For Hollywood, that means producing movies like Wonder Woman and Black Panther, which respectively cast a female lead and an all-black ensemble to carry a superhero franchise for the first time ever. (Both films, perhaps unsurprisingly, shattered box-office records.) For corporations, it means increasing investments in diversity and inclusion programs and focusing hiring attention on a wider pool of candidates, particularly for board and C-suite roles. According to Louis Montgomery, who specializes in executive search and co-leads Korn Ferry’s Chief Diversity Officer practice, about 60% of Fortune 500 companies now have a head of diversity and inclusion, or a similar position.
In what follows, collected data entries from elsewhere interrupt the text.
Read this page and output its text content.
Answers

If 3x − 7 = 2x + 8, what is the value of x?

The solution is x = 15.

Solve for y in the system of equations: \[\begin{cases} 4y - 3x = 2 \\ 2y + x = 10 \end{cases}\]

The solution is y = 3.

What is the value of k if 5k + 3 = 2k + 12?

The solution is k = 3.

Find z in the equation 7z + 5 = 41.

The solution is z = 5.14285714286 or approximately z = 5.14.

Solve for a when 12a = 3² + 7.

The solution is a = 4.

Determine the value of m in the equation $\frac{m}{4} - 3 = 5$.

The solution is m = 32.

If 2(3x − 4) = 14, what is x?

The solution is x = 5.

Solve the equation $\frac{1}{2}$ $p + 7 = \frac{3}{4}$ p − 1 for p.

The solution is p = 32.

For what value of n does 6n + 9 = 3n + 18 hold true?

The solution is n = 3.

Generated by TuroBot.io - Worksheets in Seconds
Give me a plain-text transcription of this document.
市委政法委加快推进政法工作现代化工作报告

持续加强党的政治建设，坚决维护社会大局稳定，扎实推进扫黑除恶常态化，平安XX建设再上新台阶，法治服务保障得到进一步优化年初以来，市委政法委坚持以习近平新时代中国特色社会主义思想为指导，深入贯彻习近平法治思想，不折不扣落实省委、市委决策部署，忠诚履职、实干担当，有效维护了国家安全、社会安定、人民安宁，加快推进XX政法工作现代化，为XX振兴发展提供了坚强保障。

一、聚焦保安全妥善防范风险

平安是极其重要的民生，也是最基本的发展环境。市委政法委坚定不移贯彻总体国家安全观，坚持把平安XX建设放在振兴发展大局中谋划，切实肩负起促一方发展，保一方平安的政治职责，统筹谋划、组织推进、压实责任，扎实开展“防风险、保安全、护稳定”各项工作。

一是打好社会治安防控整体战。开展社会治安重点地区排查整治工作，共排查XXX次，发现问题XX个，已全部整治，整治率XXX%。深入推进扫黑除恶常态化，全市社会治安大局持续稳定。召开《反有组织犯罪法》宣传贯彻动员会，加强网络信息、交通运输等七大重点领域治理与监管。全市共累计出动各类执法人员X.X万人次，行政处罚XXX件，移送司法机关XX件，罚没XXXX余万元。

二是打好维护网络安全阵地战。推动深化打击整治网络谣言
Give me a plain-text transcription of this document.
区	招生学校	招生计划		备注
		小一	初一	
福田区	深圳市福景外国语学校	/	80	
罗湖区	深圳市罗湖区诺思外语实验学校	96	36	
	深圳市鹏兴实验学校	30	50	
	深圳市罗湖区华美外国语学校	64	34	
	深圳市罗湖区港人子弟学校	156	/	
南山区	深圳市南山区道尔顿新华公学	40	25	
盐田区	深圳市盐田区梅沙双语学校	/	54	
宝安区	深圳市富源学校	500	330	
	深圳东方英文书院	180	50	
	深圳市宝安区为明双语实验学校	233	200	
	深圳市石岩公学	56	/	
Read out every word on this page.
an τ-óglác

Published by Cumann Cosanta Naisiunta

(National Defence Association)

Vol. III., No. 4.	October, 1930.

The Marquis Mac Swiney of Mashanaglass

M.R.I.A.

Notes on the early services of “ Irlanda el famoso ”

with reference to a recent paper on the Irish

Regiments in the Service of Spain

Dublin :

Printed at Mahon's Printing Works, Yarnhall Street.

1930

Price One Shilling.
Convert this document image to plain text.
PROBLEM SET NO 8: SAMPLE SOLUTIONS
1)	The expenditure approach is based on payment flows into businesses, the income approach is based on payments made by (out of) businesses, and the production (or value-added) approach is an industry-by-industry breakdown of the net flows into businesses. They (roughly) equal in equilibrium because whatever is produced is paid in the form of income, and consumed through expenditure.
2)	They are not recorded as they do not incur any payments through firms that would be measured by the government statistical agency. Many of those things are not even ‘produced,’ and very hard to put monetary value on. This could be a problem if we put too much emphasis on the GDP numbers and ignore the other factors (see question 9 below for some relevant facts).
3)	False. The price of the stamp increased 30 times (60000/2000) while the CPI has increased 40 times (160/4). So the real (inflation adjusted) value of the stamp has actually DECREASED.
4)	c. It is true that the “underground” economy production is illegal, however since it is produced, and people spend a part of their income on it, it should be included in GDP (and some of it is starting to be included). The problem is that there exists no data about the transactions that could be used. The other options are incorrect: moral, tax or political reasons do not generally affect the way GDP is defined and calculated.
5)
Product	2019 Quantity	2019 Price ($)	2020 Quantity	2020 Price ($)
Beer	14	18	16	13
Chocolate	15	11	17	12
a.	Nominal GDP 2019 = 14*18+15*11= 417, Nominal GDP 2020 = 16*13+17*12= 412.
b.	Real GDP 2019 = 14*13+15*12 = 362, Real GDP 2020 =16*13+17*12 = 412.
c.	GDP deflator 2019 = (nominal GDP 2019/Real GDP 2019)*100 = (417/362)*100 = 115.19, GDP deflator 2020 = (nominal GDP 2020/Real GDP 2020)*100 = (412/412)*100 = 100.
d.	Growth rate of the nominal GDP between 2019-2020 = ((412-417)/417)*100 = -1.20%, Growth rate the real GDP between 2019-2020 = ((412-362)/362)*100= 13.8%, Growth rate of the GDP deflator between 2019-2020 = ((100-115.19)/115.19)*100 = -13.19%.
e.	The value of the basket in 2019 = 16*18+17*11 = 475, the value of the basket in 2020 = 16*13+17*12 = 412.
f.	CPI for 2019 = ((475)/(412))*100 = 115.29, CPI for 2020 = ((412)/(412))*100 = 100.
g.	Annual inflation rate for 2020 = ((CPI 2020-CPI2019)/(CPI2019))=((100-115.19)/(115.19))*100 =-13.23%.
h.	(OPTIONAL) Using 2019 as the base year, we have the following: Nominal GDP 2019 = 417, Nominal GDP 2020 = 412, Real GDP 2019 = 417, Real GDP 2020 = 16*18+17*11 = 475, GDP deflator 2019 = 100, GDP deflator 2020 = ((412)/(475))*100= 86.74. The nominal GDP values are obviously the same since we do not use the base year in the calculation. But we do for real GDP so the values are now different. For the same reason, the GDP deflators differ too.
But, despite the efforts of Hollywood and the corporate world, both still have a long way to go on diversity and inclusion. At the same time Hollywood is celebrating major diversity breakthroughs, it is also facing heavy criticism over pay inequality and harassment, for instance. A recent San Diego State University study found women accounted for 24% of protagonist roles in the 100 top-grossing domestic films last year, a decline of 5%, and a University of Southern California Annenberg study of 1,100 films from 2007 to 2017 found that more than 90% of the directors were white.
On the corporate side, though women account for 45% of the S&P 500 workforce, just 27% of the S&P 500’s senior leadership positions are held by women, and fewer than 6% of the nation’s biggest corporations are run by women, according to the nonprofit research group Catalyst. And 42% of respondents to a Korn Ferry survey said they feel there is an element of unconscious bias in their workforce when it comes to diverse backgrounds such as religion, race, gender, or sexual orientation.
“What you see in Hollywood is a microcosm of unconscious bias writ large,” says Henry Topping, a senior client partner specializing in media and entertainment at Korn Ferry. “The good news is that Hollywood is so public that focusing on these issues will cause further societal reflection as a whole on how we think about fairness, equality, diversity, and inclusion.”